The secondary structure of RNA is crucial in determining its three-dimensional conformation. A secondary structure can be predicted by comparative sequence or energy minimization algorithms. The feasibility of a secondary structure can be tested by building it in three dimensions. Predicted secondary structures can be used to develop hypotheses that can be experimentally tested. Finally, prediction algorithms can be improved by including newly identified RNA motifs.; A secondary structure model for the human immunodeficiency virus (HIV-1) RNA/tRNALys3 initiation complex has previously been proposed that includes additional base-pairing between tRNA and HIV-1 RNA beyond the primer binding site. In our efforts to build a three-dimensional model, we have found several problems. The structure is topologically knotted, posing a problem for folding and transcription of the initiation complex.
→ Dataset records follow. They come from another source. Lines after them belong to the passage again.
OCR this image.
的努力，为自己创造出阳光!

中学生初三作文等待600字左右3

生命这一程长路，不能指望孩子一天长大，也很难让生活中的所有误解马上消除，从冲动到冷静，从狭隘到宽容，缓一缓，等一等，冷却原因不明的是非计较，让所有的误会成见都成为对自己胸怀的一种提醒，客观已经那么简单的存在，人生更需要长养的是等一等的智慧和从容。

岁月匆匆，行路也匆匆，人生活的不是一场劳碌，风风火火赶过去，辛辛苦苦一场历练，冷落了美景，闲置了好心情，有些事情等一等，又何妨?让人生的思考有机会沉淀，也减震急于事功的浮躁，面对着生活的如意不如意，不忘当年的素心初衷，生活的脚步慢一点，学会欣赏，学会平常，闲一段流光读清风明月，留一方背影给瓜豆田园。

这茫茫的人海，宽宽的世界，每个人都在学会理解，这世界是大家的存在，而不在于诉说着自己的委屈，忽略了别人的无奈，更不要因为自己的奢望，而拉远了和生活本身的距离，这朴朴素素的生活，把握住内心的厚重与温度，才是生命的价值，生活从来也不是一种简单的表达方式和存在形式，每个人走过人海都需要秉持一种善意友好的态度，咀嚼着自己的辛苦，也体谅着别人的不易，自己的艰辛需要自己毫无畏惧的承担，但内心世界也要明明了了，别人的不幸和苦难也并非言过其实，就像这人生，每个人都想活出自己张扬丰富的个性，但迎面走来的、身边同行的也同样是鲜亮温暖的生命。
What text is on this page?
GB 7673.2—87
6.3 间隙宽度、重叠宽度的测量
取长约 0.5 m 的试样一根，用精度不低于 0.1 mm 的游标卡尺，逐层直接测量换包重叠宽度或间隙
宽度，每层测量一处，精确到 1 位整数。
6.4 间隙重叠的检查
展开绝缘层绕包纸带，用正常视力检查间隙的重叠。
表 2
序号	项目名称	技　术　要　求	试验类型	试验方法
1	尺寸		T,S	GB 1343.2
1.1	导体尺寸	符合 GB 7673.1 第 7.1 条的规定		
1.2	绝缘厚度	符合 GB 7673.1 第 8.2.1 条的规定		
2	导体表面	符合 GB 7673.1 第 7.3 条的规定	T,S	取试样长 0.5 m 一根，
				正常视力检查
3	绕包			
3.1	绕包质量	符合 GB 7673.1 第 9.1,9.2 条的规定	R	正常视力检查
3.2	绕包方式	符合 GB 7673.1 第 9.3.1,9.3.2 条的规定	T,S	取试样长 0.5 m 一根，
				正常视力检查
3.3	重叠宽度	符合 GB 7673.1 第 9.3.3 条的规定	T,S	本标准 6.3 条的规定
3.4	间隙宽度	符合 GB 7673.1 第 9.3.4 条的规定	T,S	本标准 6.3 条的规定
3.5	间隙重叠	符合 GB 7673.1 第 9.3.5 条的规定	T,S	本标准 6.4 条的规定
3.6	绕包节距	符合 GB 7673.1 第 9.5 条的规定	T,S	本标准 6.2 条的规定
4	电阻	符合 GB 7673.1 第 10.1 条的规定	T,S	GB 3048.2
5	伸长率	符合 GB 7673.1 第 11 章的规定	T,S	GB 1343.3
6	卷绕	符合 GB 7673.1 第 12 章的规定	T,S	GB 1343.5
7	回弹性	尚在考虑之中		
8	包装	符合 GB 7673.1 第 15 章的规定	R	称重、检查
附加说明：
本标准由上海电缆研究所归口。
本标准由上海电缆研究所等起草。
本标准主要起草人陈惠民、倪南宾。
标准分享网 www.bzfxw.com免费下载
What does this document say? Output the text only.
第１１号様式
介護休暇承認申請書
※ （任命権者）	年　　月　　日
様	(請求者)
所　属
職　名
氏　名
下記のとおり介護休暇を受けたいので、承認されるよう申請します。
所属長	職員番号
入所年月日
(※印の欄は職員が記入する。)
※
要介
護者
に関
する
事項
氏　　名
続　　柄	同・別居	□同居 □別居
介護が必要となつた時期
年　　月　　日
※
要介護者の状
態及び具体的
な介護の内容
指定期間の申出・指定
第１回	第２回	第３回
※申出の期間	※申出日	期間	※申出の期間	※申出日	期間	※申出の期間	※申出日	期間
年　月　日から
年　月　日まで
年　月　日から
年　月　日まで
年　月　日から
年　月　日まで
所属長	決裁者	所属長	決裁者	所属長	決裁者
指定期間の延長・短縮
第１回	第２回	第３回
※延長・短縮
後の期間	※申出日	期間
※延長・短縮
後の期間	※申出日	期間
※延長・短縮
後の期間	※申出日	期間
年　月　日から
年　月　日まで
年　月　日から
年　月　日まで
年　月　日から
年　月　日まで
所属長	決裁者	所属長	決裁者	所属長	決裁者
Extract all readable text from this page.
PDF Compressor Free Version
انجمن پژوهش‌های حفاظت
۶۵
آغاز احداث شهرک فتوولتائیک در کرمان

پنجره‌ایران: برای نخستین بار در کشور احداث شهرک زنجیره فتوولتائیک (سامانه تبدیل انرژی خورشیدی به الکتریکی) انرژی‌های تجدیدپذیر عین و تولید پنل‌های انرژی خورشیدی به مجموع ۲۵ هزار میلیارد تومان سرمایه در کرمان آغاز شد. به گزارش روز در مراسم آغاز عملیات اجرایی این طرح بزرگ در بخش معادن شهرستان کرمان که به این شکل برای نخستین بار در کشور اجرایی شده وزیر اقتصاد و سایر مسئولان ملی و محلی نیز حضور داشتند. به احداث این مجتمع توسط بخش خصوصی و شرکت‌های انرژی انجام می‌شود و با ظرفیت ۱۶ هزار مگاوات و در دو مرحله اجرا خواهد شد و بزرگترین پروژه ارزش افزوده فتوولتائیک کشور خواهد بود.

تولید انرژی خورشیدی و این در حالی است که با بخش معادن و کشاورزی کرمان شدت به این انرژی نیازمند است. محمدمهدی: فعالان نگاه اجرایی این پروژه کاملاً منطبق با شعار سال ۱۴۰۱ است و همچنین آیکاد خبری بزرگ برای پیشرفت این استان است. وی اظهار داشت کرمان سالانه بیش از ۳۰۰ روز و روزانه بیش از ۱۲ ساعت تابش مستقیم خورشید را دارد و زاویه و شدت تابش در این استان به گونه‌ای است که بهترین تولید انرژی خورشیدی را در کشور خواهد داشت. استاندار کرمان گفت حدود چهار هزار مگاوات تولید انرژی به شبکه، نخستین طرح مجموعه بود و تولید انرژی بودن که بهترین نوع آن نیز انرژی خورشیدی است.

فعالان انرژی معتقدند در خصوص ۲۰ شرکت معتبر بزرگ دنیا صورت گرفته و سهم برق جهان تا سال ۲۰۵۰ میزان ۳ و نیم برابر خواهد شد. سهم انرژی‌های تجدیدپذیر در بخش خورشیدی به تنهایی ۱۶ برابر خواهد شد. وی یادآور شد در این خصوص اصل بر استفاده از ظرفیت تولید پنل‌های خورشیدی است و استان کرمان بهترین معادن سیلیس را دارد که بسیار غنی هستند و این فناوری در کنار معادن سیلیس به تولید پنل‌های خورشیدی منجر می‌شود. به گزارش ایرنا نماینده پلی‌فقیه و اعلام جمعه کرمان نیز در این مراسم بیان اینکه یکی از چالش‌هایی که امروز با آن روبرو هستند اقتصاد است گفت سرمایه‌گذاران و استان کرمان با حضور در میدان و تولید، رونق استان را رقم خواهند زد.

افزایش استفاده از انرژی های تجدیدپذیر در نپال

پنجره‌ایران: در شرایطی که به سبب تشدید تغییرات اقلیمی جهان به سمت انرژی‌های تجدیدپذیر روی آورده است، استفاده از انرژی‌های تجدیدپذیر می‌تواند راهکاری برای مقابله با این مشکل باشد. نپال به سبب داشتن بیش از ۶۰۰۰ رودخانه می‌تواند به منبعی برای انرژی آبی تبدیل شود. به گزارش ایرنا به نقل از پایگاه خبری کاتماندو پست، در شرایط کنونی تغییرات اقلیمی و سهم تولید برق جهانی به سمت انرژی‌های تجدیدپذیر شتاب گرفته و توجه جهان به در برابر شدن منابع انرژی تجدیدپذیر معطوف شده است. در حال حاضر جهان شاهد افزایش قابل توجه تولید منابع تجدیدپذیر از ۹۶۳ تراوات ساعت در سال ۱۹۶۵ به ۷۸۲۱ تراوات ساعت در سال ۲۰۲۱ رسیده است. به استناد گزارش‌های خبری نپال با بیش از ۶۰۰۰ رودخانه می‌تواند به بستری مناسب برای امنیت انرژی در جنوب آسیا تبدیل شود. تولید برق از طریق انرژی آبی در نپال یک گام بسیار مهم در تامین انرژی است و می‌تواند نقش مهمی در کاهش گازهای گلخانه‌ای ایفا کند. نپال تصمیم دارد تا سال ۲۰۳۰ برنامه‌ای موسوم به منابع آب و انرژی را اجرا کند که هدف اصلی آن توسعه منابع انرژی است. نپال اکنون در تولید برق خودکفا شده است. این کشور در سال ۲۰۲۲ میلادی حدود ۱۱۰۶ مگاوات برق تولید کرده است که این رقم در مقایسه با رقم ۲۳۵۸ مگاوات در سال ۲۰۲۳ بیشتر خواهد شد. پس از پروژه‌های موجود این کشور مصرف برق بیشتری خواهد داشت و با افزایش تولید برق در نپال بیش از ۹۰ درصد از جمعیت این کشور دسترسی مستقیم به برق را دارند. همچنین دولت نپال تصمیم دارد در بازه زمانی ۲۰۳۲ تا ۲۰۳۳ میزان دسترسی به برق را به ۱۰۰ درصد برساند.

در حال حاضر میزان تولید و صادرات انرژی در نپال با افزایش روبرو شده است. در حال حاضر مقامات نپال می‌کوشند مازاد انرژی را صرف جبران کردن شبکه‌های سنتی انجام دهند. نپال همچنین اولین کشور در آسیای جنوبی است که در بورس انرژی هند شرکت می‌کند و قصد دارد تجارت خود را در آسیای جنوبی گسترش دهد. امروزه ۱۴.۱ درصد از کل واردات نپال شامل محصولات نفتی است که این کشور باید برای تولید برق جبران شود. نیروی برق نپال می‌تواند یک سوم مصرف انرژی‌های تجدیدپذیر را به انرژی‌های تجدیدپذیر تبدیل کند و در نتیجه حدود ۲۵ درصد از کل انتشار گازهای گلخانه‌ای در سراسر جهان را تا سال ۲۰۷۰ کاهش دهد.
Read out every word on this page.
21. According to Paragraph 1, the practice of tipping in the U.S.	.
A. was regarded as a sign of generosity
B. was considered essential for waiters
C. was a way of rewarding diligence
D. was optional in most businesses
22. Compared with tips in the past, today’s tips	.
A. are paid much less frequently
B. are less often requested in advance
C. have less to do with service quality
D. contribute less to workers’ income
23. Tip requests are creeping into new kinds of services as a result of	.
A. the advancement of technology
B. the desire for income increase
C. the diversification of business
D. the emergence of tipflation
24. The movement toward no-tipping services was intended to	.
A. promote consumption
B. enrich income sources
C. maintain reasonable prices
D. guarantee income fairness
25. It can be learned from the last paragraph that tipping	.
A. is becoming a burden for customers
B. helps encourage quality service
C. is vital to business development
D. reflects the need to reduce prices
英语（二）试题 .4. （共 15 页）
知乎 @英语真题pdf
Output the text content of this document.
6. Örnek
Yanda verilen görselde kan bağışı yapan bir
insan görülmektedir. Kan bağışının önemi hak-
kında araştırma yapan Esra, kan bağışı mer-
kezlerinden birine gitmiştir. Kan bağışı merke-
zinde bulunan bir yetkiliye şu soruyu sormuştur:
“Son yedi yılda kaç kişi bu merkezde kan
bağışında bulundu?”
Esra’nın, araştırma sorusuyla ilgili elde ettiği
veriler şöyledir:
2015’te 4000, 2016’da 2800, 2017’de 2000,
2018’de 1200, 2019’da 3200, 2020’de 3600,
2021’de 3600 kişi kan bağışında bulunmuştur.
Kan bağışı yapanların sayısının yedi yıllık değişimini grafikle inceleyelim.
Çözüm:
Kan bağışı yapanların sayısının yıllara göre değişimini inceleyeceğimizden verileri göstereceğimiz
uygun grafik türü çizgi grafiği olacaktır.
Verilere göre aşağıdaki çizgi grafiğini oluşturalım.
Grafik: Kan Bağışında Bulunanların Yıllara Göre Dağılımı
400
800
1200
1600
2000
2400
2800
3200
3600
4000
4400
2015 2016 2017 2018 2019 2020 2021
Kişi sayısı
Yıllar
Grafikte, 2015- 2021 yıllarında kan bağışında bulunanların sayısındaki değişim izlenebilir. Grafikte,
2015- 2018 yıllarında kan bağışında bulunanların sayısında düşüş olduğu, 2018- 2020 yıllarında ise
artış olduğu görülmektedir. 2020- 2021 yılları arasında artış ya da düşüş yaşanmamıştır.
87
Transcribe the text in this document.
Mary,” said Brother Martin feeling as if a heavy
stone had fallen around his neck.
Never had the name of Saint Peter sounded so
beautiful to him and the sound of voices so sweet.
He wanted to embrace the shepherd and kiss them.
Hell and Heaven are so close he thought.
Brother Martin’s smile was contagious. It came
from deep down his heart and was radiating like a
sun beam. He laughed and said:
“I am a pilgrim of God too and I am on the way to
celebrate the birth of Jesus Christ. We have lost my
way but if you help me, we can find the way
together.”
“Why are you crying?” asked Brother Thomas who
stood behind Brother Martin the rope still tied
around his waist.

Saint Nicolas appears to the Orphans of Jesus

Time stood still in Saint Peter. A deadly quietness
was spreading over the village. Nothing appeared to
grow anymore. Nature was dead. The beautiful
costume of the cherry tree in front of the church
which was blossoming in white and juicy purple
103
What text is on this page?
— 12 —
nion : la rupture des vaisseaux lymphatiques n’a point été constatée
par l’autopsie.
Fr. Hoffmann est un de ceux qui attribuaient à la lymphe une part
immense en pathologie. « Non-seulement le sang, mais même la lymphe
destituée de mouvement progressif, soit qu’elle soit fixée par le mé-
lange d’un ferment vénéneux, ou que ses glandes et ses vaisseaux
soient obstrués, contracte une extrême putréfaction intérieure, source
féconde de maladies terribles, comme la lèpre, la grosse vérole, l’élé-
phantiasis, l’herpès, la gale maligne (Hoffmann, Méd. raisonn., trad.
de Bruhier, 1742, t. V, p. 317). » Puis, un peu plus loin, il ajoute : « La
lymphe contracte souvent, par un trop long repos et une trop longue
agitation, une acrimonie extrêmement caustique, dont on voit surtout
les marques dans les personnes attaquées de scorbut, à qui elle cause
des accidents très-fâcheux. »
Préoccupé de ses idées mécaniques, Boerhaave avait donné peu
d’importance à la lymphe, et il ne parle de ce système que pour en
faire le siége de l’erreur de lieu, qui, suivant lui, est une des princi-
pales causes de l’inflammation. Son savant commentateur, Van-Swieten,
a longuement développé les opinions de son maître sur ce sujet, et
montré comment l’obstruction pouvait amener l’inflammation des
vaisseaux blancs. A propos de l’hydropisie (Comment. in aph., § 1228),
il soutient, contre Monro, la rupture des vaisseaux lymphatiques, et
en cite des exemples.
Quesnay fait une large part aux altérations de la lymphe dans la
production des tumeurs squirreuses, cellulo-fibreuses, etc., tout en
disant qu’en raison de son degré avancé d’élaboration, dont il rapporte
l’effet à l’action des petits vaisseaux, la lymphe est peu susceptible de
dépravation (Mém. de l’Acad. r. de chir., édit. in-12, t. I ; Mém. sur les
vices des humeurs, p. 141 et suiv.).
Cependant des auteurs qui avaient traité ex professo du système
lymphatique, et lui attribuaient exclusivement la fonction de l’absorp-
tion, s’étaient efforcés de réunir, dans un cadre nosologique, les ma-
We have also been unable to build all-atom models of this structure based on known RNA conformations.; We propose a new model for the initiation complex that does not include some of these extended HIV/tRNA interactions. Human tRNALys3 is predicted to have an alternate conformation that is almost isoenergetic to the cloverleaf structure and we call this conformation the slingshot. We propose that HIV-1 exploits the slingshot in primer selection and formation of the initiation complex. This prediction is supported by two experimental tests. First, an in vitro transcribed tRNA engineered to form the slingshot promotes initiation complex formation. Second, we found that human tRNAGlu is also predicted to fold into a slingshot conformation with favorable energy. We designed a virus complementary to tRNA Glu in both the PBS and A-loop regions, and our results show that this virus stably uses tRNAGlu as a primer.; Finally, there are a large number of helices in rRNA followed by either a GA or an AA mismatch. To test the hypothesis that these sequences pair and stack on the end of helices, we examined the structural database to determine if they are defined by a distinct base-pairing pattern. We have found that these sequences pair, extend helices, and allow coaxial stacking with adjacent helices. Their three-dimensional conformation is also dependent on their orientation with respect to the helix.